I relate the most to a constructivist learning theory.  John Dewey’s work and research resonates with me the most when looking at a constructivist learning theory.  Student discovery and creation is a key factor in my classroom. I focus on an inquiry-based learning style where students actively participate in their learning through hands-on discovery and exploration. Implementing technology to support discovery and creativity is a significant part of my beliefs and teaching style. I often use a variety of apps where students can record themselves and summarize what they have learned, photograph their work, and explain their thinking as well as use the Apple TV to present projects to their classmates. Seesaw is one specific app that I use frequently to document student learning with videos and pictures. Parents are able to follow their child’s Seesaw account, which gives them insight into their child’s learning and also allows both the student and myself to track their growth throughout the year. As the school year progresses, students learn digital citizenship and how to positively and effectively communicate with their peers by commenting on the work of others. I believe strongly in teaching my students how to represent themselves on the internet in an appropriate manner that will hopefully one day never keep them from securing a potential job. In fact, creating their digital footprint should give them the edge.
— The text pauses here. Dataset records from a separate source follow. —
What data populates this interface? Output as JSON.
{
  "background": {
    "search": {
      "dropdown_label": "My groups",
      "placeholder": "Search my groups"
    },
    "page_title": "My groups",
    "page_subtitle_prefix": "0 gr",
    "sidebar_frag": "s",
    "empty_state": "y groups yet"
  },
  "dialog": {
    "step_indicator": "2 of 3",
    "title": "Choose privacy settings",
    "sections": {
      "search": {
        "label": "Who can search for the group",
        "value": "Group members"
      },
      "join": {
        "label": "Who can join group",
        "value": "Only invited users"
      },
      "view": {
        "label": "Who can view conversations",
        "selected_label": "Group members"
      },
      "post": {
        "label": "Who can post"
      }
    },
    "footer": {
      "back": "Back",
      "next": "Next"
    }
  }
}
My innovation plan ties in with a constructivist theory because kids are in charge of their learning.  Blended learning is important because students can progress at their own pace.  I think that is what constructivism theorist wanted to see in the education system.

Annotated Bibliography:

David L, (2015). “Constructivism,” in Learning Theories.  Retrieved from:  https://www.learning-theories.com/constructivism.html.

This article explains what constructivism is, the contributors, and the key concepts.

Bates T, (2014). Learning theories and online learning. Online Learning and Distance Education Resources. Retrieved from: https://www.tonybates.ca/2014/07/29/learning-theories-and-online-learning/

In this article Tony Bates explains several different theories.